Graph Attention Networks, introduced by Petar Velickovic and colleagues including Yoshua Bengio in a paper submitted to arXiv on October 30, 2017, applied the self-attention idea to graph-structured data. Earlier graph convolutional models combined a node’s neighbors using fixed weights derived from the graph structure. GAT instead lets the model learn how much attention each neighbor deserves.
The architecture uses masked self-attentional layers: for each node, the model computes attention coefficients over its neighbors and forms a weighted combination of their features. The masking restricts attention to actual graph neighbors, so the operation stays local and does not require knowing the full graph in advance or performing expensive matrix decompositions. Multiple attention heads run in parallel to stabilize learning.

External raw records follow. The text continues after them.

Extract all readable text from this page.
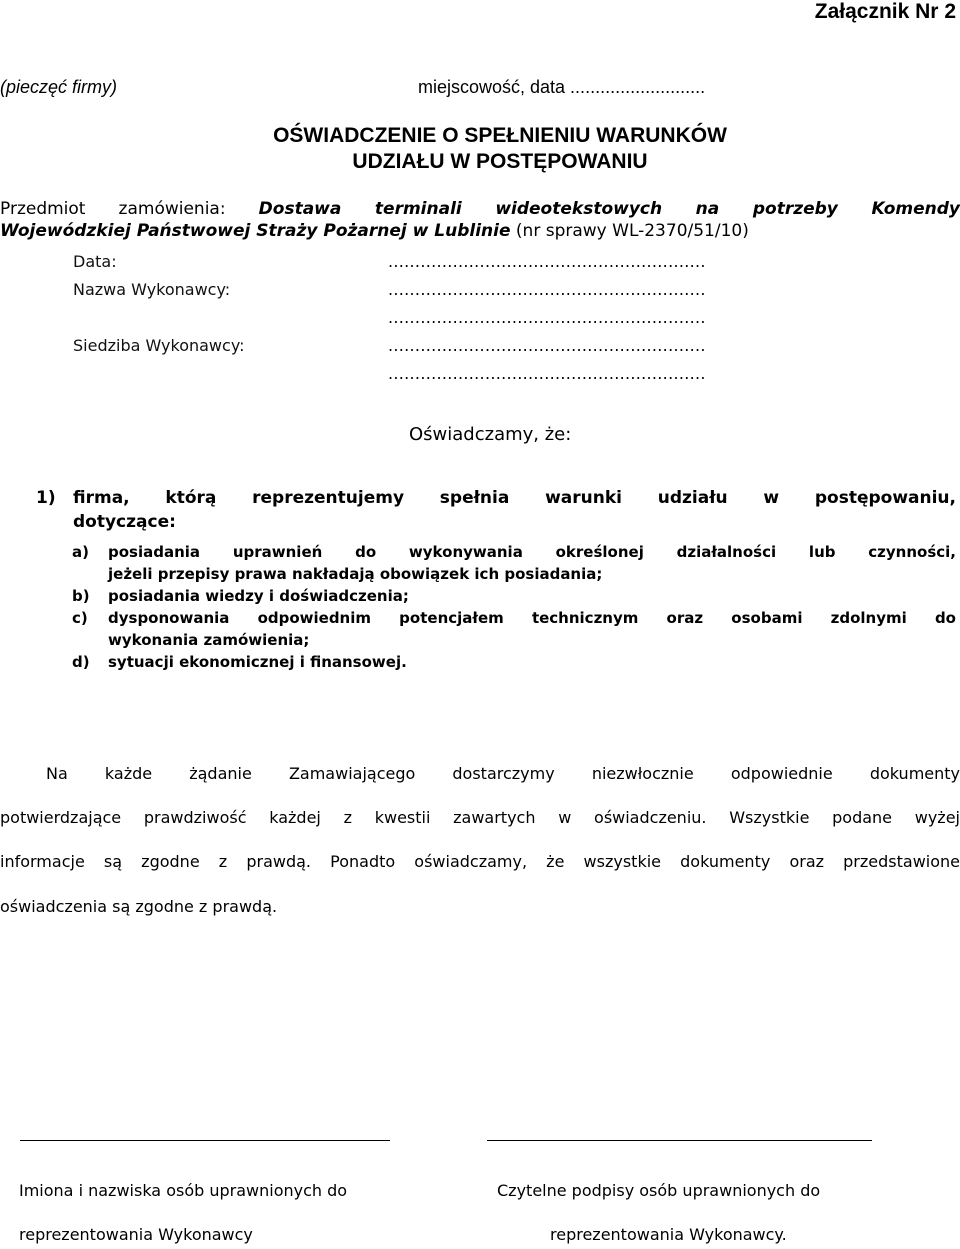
Załącznik Nr 2
(pieczęć firmy)	miejscowość, data ...........................
OŚWIADCZENIE O SPEŁNIENIU WARUNKÓW
UDZIAŁU W POSTĘPOWANIU
Przedmiot zamówienia: Dostawa terminali wideotekstowych na potrzeby Komendy
Wojewódzkiej Państwowej Straży Pożarnej w Lublinie (nr sprawy WL-2370/51/10)
Data:	...........................................................
Nazwa Wykonawcy:	...........................................................
...........................................................
Siedziba Wykonawcy:	...........................................................
...........................................................
Oświadczamy, że:
1) firma, którą reprezentujemy spełnia warunki udziału w postępowaniu,
dotyczące:
a) posiadania uprawnień do wykonywania określonej działalności lub czynności,
jeżeli przepisy prawa nakładają obowiązek ich posiadania;
b) posiadania wiedzy i doświadczenia;
c) dysponowania odpowiednim potencjałem technicznym oraz osobami zdolnymi do
wykonania zamówienia;
d) sytuacji ekonomicznej i finansowej.
Na każde żądanie Zamawiającego dostarczymy niezwłocznie odpowiednie dokumenty
potwierdzające prawdziwość każdej z kwestii zawartych w oświadczeniu. Wszystkie podane wyżej
informacje są zgodne z prawdą. Ponadto oświadczamy, że wszystkie dokumenty oraz przedstawione
oświadczenia są zgodne z prawdą.
Imiona i nazwiska osób uprawnionych do
reprezentowania Wykonawcy
Czytelne podpisy osób uprawnionych do
reprezentowania Wykonawcy.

Because attention weights are learned per edge, GAT can emphasize the most informative neighbors and works in both transductive settings (a single fixed graph) and inductive settings (generalizing to new graphs). The authors reported competitive or state-of-the-art results on the Cora, Citeseer, and Pubmed citation networks and on a protein-protein interaction dataset.
For practitioners, GAT offered a more flexible and often more interpretable graph model: the learned attention weights hint at which connections drive a prediction, which is valuable when explaining results on customer networks, recommendation graphs, or molecular data.